It's a safe bet that there's nothing more fascinating as a kid than all the little critters that cross your path while outside playing.
But Britt and Briley Plym found something unique.
Britt says, "I grabbed it, and then I gave it to my little sister and put it in the bucket."
Briley says, "I looked to see if it was a boy or a girl and then I saw the extra leg growing out of its neck."
The little guy doesn't seem too hampered by his deformity, squirming out of a child's grasp with ease.

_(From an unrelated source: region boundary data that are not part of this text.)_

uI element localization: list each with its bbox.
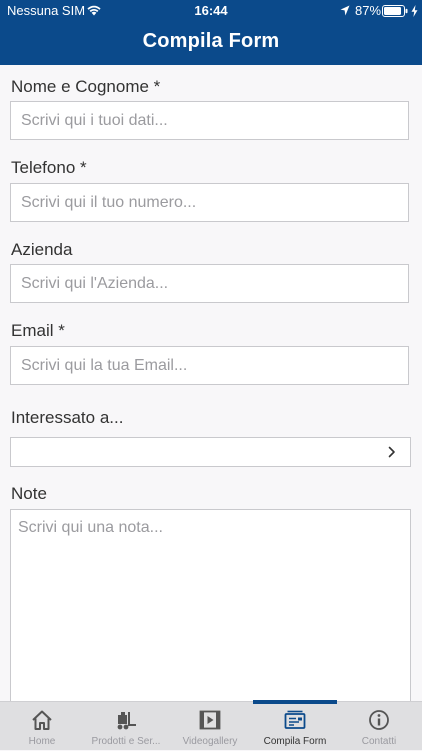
email-field[interactable] [10, 346, 409, 385]
phone-field[interactable] [10, 183, 409, 222]
company-label: Azienda [11, 240, 73, 259]
tab-home-label: Home [28, 736, 56, 747]
charging-bolt-icon [411, 5, 418, 17]
tab-products-label: Prodotti e Ser... [91, 736, 161, 747]
location-arrow-icon [340, 5, 350, 16]
note-textarea[interactable] [10, 509, 411, 701]
company-field[interactable] [10, 264, 409, 303]
phone-label: Telefono * [11, 158, 87, 177]
name-field[interactable] [10, 101, 409, 140]
home-icon [32, 710, 52, 730]
note-label: Note [11, 484, 47, 503]
tab-form-label: Compila Form [263, 736, 327, 747]
battery-icon [382, 5, 408, 17]
interest-select[interactable] [10, 437, 411, 467]
contact-form: Nome e Cognome * Telefono * Azienda Emai… [0, 65, 422, 701]
header-bar: Nessuna SIM 16:44 87% Compila Form [0, 0, 422, 65]
tab-videogallery-label: Videogallery [182, 736, 238, 747]
active-tab-indicator [253, 700, 337, 704]
tab-videogallery[interactable]: Videogallery [168, 702, 252, 751]
tab-home[interactable]: Home [0, 702, 84, 751]
tab-form[interactable]: Compila Form [253, 700, 337, 751]
forklift-icon [117, 712, 136, 730]
tab-bar: Home Prodotti e Ser... Videogallery Comp… [0, 700, 422, 751]
form-icon [284, 710, 306, 729]
tab-contacts[interactable]: Contatti [337, 702, 421, 751]
interest-label: Interessato a... [11, 408, 124, 427]
video-icon [199, 710, 221, 730]
page-title: Compila Form [142, 30, 280, 52]
chevron-right-icon [388, 446, 395, 458]
info-icon [369, 710, 389, 730]
status-bar: Nessuna SIM 16:44 87% [0, 0, 422, 22]
name-label: Nome e Cognome * [11, 77, 161, 96]
tab-contacts-label: Contatti [361, 736, 397, 747]
email-label: Email * [11, 321, 65, 340]
battery-percent: 87% [355, 3, 382, 18]
tab-products[interactable]: Prodotti e Ser... [84, 702, 168, 751]
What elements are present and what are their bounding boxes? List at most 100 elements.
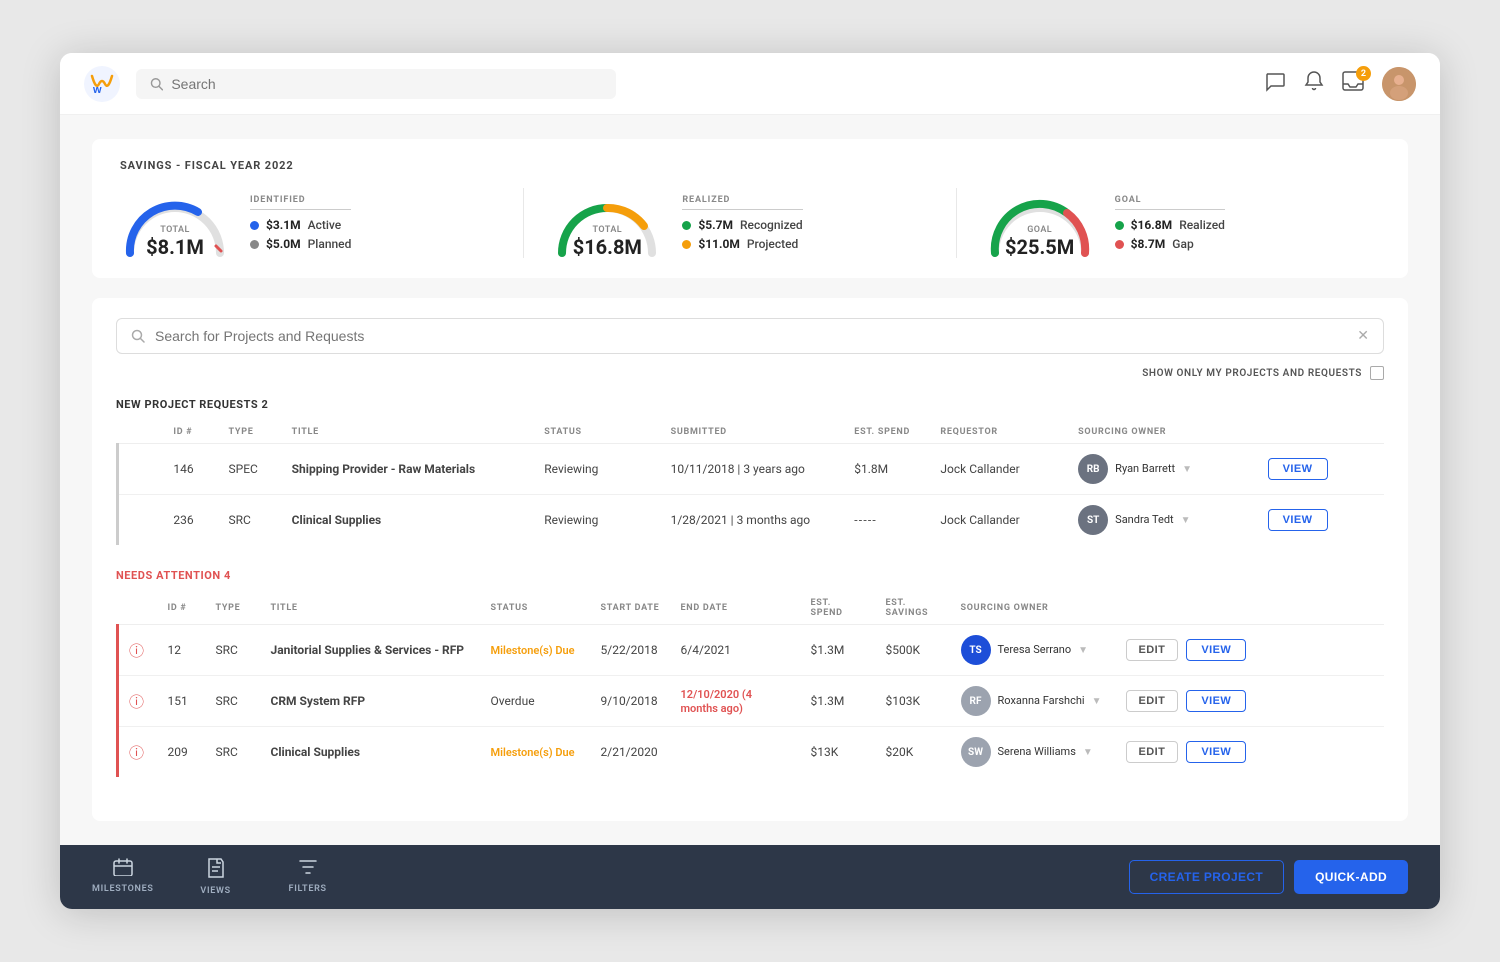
col-header-estspend: EST. SPEND: [844, 421, 930, 444]
show-my-projects-checkbox[interactable]: [1370, 366, 1384, 380]
row-estspend: $1.3M: [801, 625, 876, 676]
owner-avatar: TS: [961, 635, 991, 665]
col-header-blank: [118, 421, 164, 444]
row-id: 12: [158, 625, 206, 676]
table-row: 236 SRC Clinical Supplies Reviewing 1/28…: [118, 495, 1385, 546]
row-estsavings: $20K: [876, 727, 951, 778]
logo[interactable]: w: [84, 66, 120, 102]
project-search-bar[interactable]: ✕: [116, 318, 1384, 354]
owner-dropdown-arrow[interactable]: ▼: [1182, 464, 1192, 475]
row-estspend: $1.8M: [844, 444, 930, 495]
identified-gauge-block: TOTAL $8.1M IDENTIFIED $3.1M Active: [120, 188, 515, 258]
row-title: Janitorial Supplies & Services - RFP: [261, 625, 481, 676]
row-title: Clinical Supplies: [282, 495, 535, 546]
avatar[interactable]: [1382, 67, 1416, 101]
legend-label: Projected: [747, 237, 798, 251]
row-estsavings: $500K: [876, 625, 951, 676]
goal-gauge: GOAL $25.5M: [985, 188, 1095, 258]
table-row: 146 SPEC Shipping Provider - Raw Materia…: [118, 444, 1385, 495]
row-attention-icon: ⓘ: [118, 625, 158, 676]
row-title: Clinical Supplies: [261, 727, 481, 778]
create-project-button[interactable]: CREATE PROJECT: [1129, 860, 1285, 894]
row-requestor: Jock Callander: [930, 444, 1068, 495]
owner-name: Teresa Serrano: [998, 643, 1072, 656]
inbox-icon[interactable]: 2: [1342, 71, 1364, 96]
project-search-input[interactable]: [155, 328, 1347, 344]
quick-add-button[interactable]: QUICK-ADD: [1294, 860, 1408, 894]
milestones-action[interactable]: MILESTONES: [92, 858, 154, 896]
owner-name: Sandra Tedt: [1115, 513, 1173, 526]
attention-icon: ⓘ: [129, 744, 144, 762]
col-header-blank: [118, 592, 158, 625]
row-indicator: [118, 444, 164, 495]
row-actions: EDIT VIEW: [1116, 727, 1385, 778]
legend-dot-planned: [250, 240, 259, 249]
row-estsavings: $103K: [876, 676, 951, 727]
svg-text:w: w: [92, 84, 102, 96]
legend-amount: $11.0M: [698, 237, 740, 251]
show-my-projects-label: SHOW ONLY MY PROJECTS AND REQUESTS: [1142, 368, 1362, 379]
row-estspend: $1.3M: [801, 676, 876, 727]
owner-name: Roxanna Farshchi: [998, 694, 1085, 707]
attention-icon: ⓘ: [129, 642, 144, 660]
owner-dropdown-arrow[interactable]: ▼: [1083, 747, 1093, 758]
views-action[interactable]: VIEWS: [186, 858, 246, 896]
row-owner: TS Teresa Serrano ▼: [951, 625, 1116, 676]
filters-action[interactable]: FILTERS: [278, 858, 338, 896]
edit-button[interactable]: EDIT: [1126, 639, 1179, 661]
legend-label: Active: [308, 218, 342, 232]
row-type: SRC: [206, 625, 261, 676]
savings-section: SAVINGS - FISCAL YEAR 2022: [92, 139, 1408, 278]
owner-name: Serena Williams: [998, 745, 1076, 758]
owner-avatar: RF: [961, 686, 991, 716]
legend-amount: $3.1M: [266, 218, 301, 232]
row-actions: VIEW: [1258, 444, 1384, 495]
view-button[interactable]: VIEW: [1186, 639, 1246, 661]
search-input[interactable]: [171, 76, 602, 92]
row-startdate: 9/10/2018: [591, 676, 671, 727]
row-id: 146: [163, 444, 218, 495]
bell-icon[interactable]: [1304, 70, 1324, 97]
row-type: SPEC: [219, 444, 282, 495]
row-estspend: -----: [844, 495, 930, 546]
identified-value-label: TOTAL $8.1M: [146, 225, 204, 258]
clear-search-icon[interactable]: ✕: [1357, 328, 1369, 344]
owner-dropdown-arrow[interactable]: ▼: [1092, 696, 1102, 707]
row-requestor: Jock Callander: [930, 495, 1068, 546]
show-my-projects: SHOW ONLY MY PROJECTS AND REQUESTS: [116, 366, 1384, 380]
filters-label: FILTERS: [289, 884, 327, 894]
view-button[interactable]: VIEW: [1186, 741, 1246, 763]
owner-dropdown-arrow[interactable]: ▼: [1078, 645, 1088, 656]
row-id: 236: [163, 495, 218, 546]
views-icon: [208, 858, 224, 883]
col-header-sourcingowner: SOURCING OWNER: [1068, 421, 1257, 444]
col-header-submitted: SUBMITTED: [661, 421, 845, 444]
owner-dropdown-arrow[interactable]: ▼: [1181, 515, 1191, 526]
legend-item: $8.7M Gap: [1115, 237, 1225, 251]
chat-icon[interactable]: [1264, 70, 1286, 97]
global-search-bar[interactable]: [136, 69, 616, 99]
row-status: Overdue: [481, 676, 591, 727]
view-button[interactable]: VIEW: [1268, 509, 1328, 531]
filters-icon: [299, 858, 317, 881]
app-window: w 2: [60, 53, 1440, 909]
milestones-icon: [113, 858, 133, 881]
legend-label: Realized: [1179, 218, 1225, 232]
legend-amount: $8.7M: [1131, 237, 1166, 251]
edit-button[interactable]: EDIT: [1126, 690, 1179, 712]
row-id: 209: [158, 727, 206, 778]
row-enddate: [671, 727, 801, 778]
legend-dot-gap: [1115, 240, 1124, 249]
row-owner: RF Roxanna Farshchi ▼: [951, 676, 1116, 727]
view-button[interactable]: VIEW: [1268, 458, 1328, 480]
col-header-estsavings: EST. SAVINGS: [876, 592, 951, 625]
bottom-bar: MILESTONES VIEWS: [60, 845, 1440, 909]
view-button[interactable]: VIEW: [1186, 690, 1246, 712]
bottom-actions: MILESTONES VIEWS: [92, 858, 338, 896]
row-type: SRC: [219, 495, 282, 546]
row-title: Shipping Provider - Raw Materials: [282, 444, 535, 495]
row-actions: VIEW: [1258, 495, 1384, 546]
identified-legend: IDENTIFIED $3.1M Active $5.0M Planned: [250, 195, 351, 251]
edit-button[interactable]: EDIT: [1126, 741, 1179, 763]
legend-item: $5.7M Recognized: [682, 218, 802, 232]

But what does this say about the ecology in the area?
Biology professor and coordinator for MSU's Toxicology program Steven Mercurio says, "The main thing is not to jump to conclusions. There may be a natural cause such as a parasite that has developed and that's happened before in amphibians along the Minnesota River Valley."
And it became a global fascination, too. While on a nature hike in 1995, students in Henderson noticed that about half of the frogs in one pond had deformities.
Scientists wanted to figure out what was going on, and the finger was first pointed toward chemicals used in farming.
While no direct cause was found, Mercurio leans toward the parasite explanation, though that doesn't mean we're out of the pond environmentally.
Mercurio says, "That doesn't mean parasite development early in the season is not a source of concern. People do not necessarily want a changing environment that is a host of parasites, that make more mosquitoes."
Either way, 'Tiny' as he's being called, will soon be released back into the wild.
For now, he's generating interest in everyone he meets.
Britt says, "More science. I have no clue how that happened, but I want to know."